I just don’t want to. After years of fertility struggles and ending up an older mum, I just don’t want to go back to working full time whilst my daughter is still so little. My husband could in theory give up work - and it’s something we’ve talked about. The difference in salary isn’t huge though - if I was earning 10k+ more than him it would be hard to reason that I should be the one staying home, but as it is we can manage on husband’s salary until I return hopefully part time. Not because he or I are particular high earners, but our outgoings are low and we have savings.

I want to be the main carer. I feel like a terrible feminist and slightly disappointed in myself for feeling this way, but there we are. This is what I want now.

It’s not the career path I’d envisaged for myself but then I already veered from that (to care for my terminally ill mother as it happens, so very much a gender typical issue there too).

MsWhatever · 15/01/2021 20:24

I had my first baby when I was only 27. Little I knew I had to put all my goals aside. Then the second came and afford an MBA was obviously not feasible.
Unless you have a massive support network, pursue a high octane career after kids will not happen.
Nevermind I make more than DH, I still do all the house work and I’m responsible for all the cooking and care of our DC.
Yep - I know - won’t last much longer

iftherewereahorseyinthehouse · 15/01/2021 20:25

@TeenPlusTwenties

Also don't women on average marry men older than them? So the men with be 2 or 5 years 'ahead' in their career and so more likely to be earning more when the child comes along?
Was going to say this.
Iknowwhatudidlastsummer · 15/01/2021 20:25

You do realise that a lunch break is a legal entitlement and not a privilege?

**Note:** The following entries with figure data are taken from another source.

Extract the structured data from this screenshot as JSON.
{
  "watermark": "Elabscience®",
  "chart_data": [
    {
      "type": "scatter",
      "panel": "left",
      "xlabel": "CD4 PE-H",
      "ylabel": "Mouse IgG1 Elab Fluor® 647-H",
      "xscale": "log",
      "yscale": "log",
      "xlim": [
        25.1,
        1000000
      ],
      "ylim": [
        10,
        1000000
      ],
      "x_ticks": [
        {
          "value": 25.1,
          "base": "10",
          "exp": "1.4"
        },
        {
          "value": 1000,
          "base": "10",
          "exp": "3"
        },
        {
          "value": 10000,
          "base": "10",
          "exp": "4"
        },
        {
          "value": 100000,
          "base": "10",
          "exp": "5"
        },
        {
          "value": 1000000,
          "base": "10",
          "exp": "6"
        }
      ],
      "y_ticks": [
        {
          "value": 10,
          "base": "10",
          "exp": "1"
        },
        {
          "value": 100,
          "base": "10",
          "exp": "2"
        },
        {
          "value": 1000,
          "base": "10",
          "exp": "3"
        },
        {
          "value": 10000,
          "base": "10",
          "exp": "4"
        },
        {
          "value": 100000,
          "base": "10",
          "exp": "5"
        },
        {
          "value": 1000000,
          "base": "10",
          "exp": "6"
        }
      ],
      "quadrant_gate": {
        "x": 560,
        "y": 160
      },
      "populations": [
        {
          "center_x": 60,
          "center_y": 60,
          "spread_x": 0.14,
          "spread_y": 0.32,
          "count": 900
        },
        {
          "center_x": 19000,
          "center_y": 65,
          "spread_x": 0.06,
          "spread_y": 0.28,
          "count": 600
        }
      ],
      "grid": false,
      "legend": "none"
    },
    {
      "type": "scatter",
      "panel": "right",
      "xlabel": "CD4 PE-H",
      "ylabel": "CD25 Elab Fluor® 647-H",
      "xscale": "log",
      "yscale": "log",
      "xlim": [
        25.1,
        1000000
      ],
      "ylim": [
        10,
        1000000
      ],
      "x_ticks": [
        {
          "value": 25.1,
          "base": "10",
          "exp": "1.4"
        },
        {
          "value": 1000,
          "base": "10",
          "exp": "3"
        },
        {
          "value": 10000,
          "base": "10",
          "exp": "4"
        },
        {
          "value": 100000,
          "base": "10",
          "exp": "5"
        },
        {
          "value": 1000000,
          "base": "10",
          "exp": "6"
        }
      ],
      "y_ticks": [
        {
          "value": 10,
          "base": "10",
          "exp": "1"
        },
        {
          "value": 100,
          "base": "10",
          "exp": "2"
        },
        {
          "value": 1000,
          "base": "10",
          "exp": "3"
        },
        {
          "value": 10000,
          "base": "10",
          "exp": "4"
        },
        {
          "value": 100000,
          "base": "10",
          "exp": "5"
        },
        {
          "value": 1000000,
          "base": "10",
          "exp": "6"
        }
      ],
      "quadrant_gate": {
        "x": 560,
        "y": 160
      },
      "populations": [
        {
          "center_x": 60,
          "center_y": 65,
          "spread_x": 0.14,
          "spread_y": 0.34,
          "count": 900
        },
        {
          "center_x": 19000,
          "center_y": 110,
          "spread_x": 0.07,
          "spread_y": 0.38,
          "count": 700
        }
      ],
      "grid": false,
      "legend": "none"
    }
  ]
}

you are missing the point. So were they, and they were usually the ones complaining about "sexism" when they never got promoted 🤷

Refusing to attend a meeting at 1:30 because you had scheduled your lunch break between 1 and 2 is unprofessional.

RenegadeMrs · 15/01/2021 20:28

I do have some sympathy with the idea it 'goes wrong' but I also have some objection to the term. I had a well paid career job for 12 years. I found it soulless. I had children and found a lot of purpose in them. I still work but part time and for a lot less but I don't consider that my life has 'gone wrong'.

However, it is hard to make a job and children work together and the onus is much much more on the woman to make it work than the man. It is structural.